In this case, the customer saw OCI PostgreSQL as a natural extension of their existing cloud investments. They were already using OCI for other workloads and appreciated the operational consistency across services. Running PostgreSQL within OCI meant they avoided the complexity and overhead of introducing another cloud provider, ensuring centralized governance, billing, and support across both Oracle and PostgreSQL workloads.
The service itself offers built-in high availability, automated backups, patching, monitoring, and tight integration with OCI’s broader security and identity services. These features gave the customer the reliability they needed without the overhead of managing infrastructure themselves.
Oracle Support Rewards – A Hidden Advantage
One of the most compelling parts of this story wasn’t just technical. It was financial.

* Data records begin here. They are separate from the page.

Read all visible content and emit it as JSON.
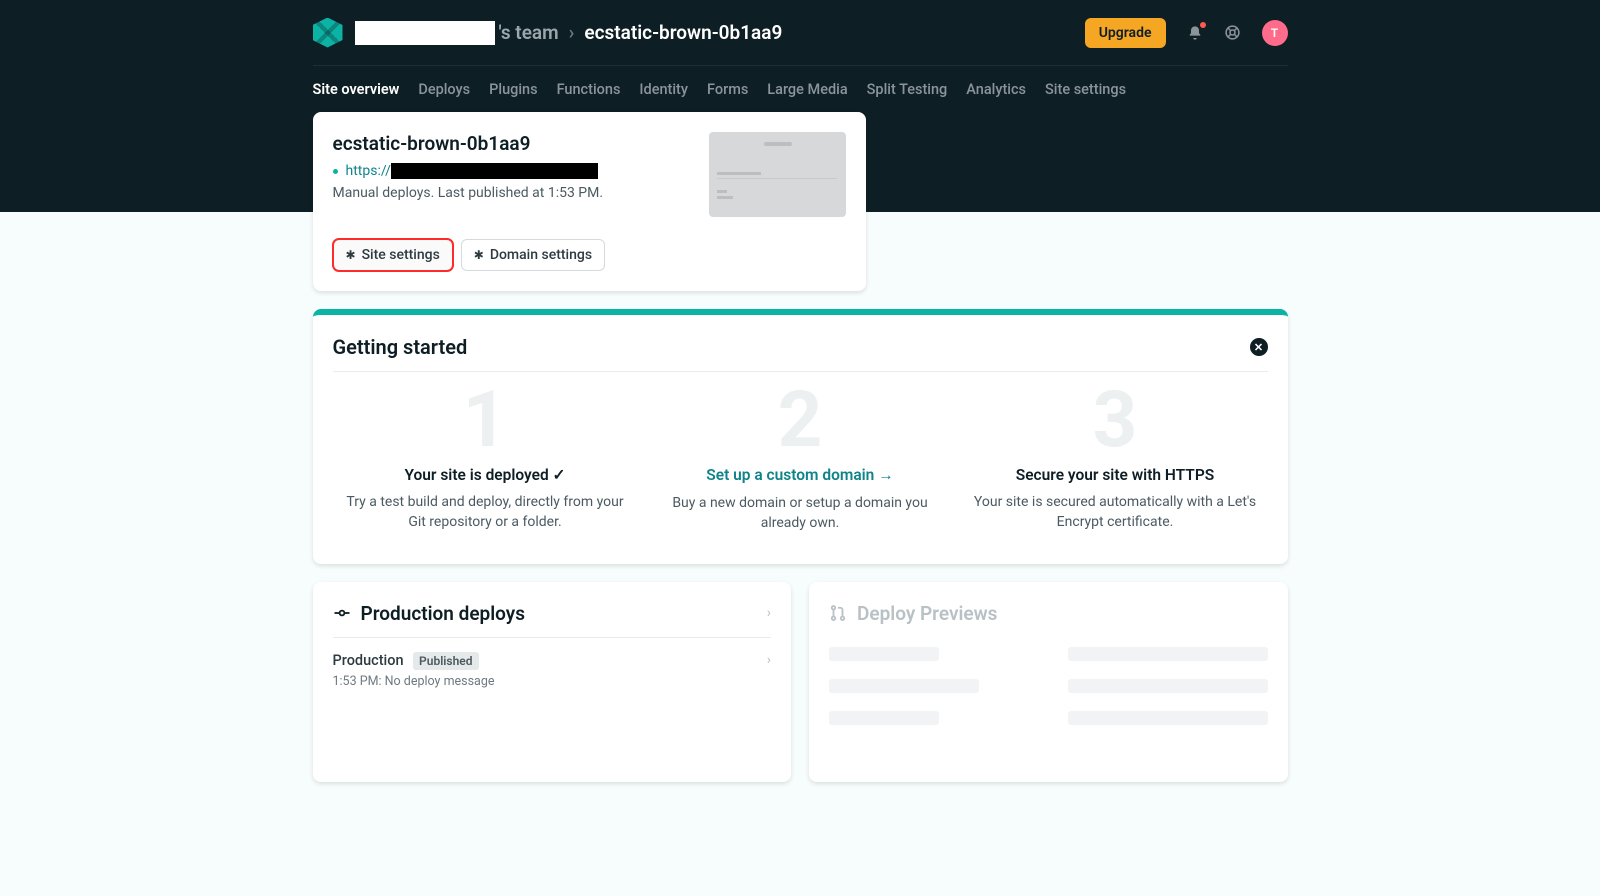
{
  "header": {
    "team_suffix": "'s team",
    "separator": "›",
    "site_name": "ecstatic-brown-0b1aa9",
    "upgrade": "Upgrade",
    "avatar_initial": "T"
  },
  "tabs": [
    {
      "label": "Site overview",
      "active": true
    },
    {
      "label": "Deploys"
    },
    {
      "label": "Plugins"
    },
    {
      "label": "Functions"
    },
    {
      "label": "Identity"
    },
    {
      "label": "Forms"
    },
    {
      "label": "Large Media"
    },
    {
      "label": "Split Testing"
    },
    {
      "label": "Analytics"
    },
    {
      "label": "Site settings"
    }
  ],
  "site_card": {
    "title": "ecstatic-brown-0b1aa9",
    "url_prefix": "https://",
    "meta": "Manual deploys. Last published at 1:53 PM.",
    "site_settings_btn": "Site settings",
    "domain_settings_btn": "Domain settings"
  },
  "getting_started": {
    "title": "Getting started",
    "steps": {
      "1": {
        "num": "1",
        "title": "Your site is deployed ✓",
        "desc": "Try a test build and deploy, directly from your Git repository or a folder."
      },
      "2": {
        "num": "2",
        "title": "Set up a custom domain →",
        "desc": "Buy a new domain or setup a domain you already own."
      },
      "3": {
        "num": "3",
        "title": "Secure your site with HTTPS",
        "desc": "Your site is secured automatically with a Let's Encrypt certificate."
      }
    }
  },
  "production": {
    "title": "Production deploys",
    "row": {
      "env": "Production",
      "badge": "Published",
      "sub": "1:53 PM: No deploy message"
    }
  },
  "previews": {
    "title": "Deploy Previews"
  }
}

Despite moving certain workloads away from Oracle database, the customer continued to benefit from Oracle’s ecosystem through the Oracle Support Rewards (OSR) program. This initiative allows organizations with existing Oracle on-premises support contracts to earn rewards when consuming OCI services.
With Oracle Support Rewards, you can earn rewards when using Oracle Cloud Infrastructure services, and those rewards can be applied to pay for support contracts that customers have for other eligible on-premises Oracle products.

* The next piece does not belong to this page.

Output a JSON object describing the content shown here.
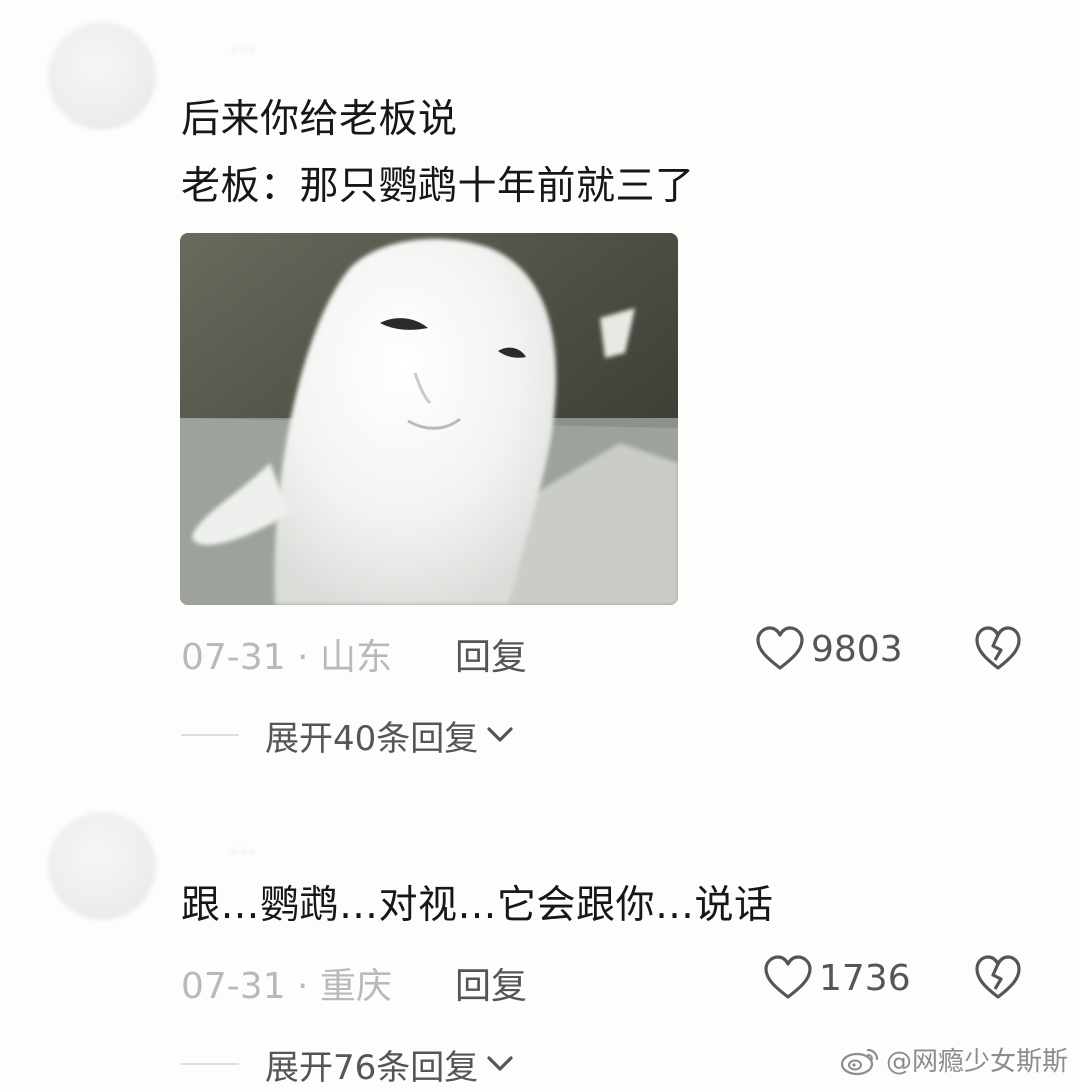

For example, a customer can be both an OCI customer, and have an on-premises Oracle database enterprise license that they invoice for monthly. The customer’s OCI usage allows them to earn rewards that they can apply to pay the Oracle database enterprise support contract invoice. These invoices are paid in a separate Billing Center system outside of OCI. As a result, Oracle Support Rewards can help lower your support bill.
Get more value out of OCI with Oracle Support Rewards. It’s simple. For every dollar spent on OCI, you can accrue $0.25 in Oracle Support Rewards. If you’re an unlimited license agreement (ULA) customer, you can accrue $0.33 for every dollar spent.

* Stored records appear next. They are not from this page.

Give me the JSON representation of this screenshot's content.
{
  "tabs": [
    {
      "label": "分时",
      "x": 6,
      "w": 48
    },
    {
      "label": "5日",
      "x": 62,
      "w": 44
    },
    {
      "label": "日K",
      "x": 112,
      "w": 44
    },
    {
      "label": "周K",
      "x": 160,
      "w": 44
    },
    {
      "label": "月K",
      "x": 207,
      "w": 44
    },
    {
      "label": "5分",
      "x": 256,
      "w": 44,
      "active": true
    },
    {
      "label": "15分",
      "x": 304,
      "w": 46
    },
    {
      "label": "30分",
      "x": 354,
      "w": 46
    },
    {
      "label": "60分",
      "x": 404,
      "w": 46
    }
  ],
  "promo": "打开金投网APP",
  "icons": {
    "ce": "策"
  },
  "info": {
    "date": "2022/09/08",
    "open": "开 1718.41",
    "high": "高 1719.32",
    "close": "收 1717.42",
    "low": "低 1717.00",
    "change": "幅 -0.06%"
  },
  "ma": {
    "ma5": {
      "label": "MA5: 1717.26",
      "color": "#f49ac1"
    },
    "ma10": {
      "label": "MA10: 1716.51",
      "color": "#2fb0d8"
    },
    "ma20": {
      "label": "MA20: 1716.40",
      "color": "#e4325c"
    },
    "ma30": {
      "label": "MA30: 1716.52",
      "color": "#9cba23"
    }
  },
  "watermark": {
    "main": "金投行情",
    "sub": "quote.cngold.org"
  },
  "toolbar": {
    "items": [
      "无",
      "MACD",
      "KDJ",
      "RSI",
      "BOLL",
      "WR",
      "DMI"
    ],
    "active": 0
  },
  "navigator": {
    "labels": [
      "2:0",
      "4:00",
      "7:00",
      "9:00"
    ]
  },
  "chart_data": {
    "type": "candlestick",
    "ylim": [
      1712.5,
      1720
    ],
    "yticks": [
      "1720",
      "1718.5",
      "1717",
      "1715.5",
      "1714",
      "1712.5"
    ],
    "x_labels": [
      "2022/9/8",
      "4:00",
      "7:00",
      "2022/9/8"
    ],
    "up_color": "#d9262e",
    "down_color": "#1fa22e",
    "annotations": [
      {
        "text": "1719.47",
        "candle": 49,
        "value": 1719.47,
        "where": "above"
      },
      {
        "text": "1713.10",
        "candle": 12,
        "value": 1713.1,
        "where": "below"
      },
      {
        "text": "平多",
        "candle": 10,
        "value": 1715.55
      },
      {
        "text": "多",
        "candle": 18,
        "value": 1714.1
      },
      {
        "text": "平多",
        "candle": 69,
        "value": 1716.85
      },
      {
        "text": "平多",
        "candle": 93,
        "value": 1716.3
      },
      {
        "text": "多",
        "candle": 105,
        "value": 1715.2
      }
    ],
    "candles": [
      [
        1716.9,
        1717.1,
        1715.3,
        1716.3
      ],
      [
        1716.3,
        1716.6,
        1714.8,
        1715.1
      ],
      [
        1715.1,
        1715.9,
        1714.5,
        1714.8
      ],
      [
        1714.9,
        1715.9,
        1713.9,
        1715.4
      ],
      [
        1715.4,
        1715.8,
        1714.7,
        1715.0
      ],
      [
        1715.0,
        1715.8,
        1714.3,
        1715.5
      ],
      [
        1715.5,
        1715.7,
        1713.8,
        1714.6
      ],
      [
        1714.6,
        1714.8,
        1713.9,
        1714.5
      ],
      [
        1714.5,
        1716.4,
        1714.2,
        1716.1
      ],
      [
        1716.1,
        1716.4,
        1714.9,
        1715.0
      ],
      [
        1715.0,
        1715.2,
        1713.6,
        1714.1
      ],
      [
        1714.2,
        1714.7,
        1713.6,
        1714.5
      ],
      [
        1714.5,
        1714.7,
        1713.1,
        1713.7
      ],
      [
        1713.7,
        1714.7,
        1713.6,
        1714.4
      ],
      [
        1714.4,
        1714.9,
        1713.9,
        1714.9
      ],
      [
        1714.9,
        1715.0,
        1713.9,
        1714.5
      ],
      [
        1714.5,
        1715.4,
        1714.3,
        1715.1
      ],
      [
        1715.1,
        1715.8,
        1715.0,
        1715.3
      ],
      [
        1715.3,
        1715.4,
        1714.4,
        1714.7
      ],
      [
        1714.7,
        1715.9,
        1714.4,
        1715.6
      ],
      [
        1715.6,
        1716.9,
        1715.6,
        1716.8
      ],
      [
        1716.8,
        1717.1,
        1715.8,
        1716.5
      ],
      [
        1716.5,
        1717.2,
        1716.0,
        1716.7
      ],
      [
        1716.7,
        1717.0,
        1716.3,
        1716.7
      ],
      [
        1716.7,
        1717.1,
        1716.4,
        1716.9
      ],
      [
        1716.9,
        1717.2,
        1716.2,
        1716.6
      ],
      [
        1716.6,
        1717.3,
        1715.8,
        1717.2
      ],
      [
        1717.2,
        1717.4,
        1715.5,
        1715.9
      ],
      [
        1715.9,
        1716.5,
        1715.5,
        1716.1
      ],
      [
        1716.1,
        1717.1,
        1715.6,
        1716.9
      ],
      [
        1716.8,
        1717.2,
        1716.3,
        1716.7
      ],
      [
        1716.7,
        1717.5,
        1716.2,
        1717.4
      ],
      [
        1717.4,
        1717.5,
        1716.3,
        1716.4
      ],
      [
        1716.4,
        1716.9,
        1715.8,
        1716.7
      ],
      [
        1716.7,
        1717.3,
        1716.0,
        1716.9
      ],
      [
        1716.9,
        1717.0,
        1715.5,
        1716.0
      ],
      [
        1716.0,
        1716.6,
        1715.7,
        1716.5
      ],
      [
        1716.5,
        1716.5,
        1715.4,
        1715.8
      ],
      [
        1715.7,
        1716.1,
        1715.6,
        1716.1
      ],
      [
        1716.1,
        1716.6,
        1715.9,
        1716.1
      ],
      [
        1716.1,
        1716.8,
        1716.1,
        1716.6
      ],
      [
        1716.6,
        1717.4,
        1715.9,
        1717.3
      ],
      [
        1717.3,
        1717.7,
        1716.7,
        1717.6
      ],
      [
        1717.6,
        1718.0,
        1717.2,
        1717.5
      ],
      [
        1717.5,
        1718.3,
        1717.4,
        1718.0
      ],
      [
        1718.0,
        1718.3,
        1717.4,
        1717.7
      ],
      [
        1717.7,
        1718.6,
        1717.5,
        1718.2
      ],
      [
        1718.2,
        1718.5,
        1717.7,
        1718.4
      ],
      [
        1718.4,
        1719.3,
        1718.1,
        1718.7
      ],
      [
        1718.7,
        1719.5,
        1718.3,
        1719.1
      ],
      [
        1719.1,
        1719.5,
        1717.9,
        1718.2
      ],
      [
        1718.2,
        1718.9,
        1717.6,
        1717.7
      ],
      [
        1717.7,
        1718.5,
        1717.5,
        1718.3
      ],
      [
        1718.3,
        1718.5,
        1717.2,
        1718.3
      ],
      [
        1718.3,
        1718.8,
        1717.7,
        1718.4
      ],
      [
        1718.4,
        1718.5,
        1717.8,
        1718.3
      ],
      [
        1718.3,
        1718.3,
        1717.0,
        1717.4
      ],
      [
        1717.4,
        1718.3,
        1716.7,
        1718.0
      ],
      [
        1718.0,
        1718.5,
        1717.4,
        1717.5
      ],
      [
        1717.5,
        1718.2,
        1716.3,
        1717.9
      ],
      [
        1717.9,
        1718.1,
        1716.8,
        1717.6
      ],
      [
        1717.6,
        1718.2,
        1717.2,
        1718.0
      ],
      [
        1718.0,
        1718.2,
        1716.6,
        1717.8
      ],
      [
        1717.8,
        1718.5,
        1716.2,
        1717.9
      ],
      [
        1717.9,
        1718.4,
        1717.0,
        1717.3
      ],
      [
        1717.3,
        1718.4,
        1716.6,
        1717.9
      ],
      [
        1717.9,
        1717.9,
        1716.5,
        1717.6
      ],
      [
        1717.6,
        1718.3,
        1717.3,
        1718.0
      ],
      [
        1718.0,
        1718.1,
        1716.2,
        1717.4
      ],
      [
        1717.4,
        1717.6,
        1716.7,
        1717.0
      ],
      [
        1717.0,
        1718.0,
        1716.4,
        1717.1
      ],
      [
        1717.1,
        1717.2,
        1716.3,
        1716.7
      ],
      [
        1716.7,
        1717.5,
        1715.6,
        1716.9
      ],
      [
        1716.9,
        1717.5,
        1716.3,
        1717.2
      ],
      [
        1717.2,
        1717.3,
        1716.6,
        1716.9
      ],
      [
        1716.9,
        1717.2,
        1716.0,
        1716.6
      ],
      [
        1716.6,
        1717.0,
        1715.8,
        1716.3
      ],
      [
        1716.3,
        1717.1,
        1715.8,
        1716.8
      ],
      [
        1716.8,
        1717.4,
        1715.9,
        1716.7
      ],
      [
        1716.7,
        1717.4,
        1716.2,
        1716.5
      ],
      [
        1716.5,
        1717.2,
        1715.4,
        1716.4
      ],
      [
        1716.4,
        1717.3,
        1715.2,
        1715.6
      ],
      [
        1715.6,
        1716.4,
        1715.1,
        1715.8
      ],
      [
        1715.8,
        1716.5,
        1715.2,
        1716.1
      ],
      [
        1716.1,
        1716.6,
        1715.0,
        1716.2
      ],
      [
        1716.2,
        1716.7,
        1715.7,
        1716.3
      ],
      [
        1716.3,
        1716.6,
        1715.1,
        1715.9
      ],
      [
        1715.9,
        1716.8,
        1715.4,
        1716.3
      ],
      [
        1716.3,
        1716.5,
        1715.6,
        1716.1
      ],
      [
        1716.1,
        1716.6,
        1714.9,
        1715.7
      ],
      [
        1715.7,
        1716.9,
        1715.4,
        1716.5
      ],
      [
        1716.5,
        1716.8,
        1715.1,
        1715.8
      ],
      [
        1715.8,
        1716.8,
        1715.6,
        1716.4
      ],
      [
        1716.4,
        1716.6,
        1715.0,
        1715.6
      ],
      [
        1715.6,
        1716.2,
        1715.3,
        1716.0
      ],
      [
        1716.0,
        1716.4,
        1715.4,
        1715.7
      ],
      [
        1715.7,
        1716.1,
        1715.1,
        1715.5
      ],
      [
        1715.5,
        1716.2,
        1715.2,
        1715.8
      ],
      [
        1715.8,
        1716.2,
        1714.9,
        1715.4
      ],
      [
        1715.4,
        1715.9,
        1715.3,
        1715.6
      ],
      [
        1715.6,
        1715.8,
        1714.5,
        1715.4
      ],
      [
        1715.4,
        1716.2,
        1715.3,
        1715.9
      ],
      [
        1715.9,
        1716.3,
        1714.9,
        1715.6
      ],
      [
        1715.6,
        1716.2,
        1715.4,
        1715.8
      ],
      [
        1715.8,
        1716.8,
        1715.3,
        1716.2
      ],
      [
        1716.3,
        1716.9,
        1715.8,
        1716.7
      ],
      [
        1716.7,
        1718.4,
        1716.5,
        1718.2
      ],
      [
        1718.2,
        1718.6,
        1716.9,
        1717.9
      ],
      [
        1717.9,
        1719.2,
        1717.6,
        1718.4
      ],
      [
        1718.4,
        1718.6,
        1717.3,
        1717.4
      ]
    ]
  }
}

That’s right: even though the workloads had moved to open-source PostgreSQL, the customer still used Oracle’s infrastructure and Oracle rewarded them for it.
The Bigger Picture
This migration wasn’t about replacing Oracle. It was about evolving the database landscape while staying on a trusted platform.
For the PostgreSQL use cases, the customer chose to modernize and go cloud-native. But for mission-critical Oracle workloads that require high performance and data residency, they are actively considering Oracle Exadata Cloud@Customer. This would allow them to extend OCI’s cloud operating model into their own data center – delivering the same automation, APIs, and support model as OCI, without compromising on location or control.
This hybrid approach ensures operational consistency across environments while supporting both open-source and enterprise-grade workloads.
OCI provided the customer with the flexibility to adopt open-source technologies, modernize legacy systems, and still benefit from Oracle’s performance, security, and enterprise infrastructure. And with OSR, Oracle helped reduce the cost of that transformation even when it involved PostgreSQL.
Final Thoughts
This use case was a great reminder of how cloud strategy isn’t always black and white. Sometimes the right answer isn’t “migrate everything to X”. It’s about giving customers choices while offering incentives that make those choices easier.
In this case, the customer successfully modernized part of their database environment, adopted open-source technology, and avoided a complex multi-cloud scenario, all while staying within Oracle’s ecosystem and leveraging its financial and operational benefits.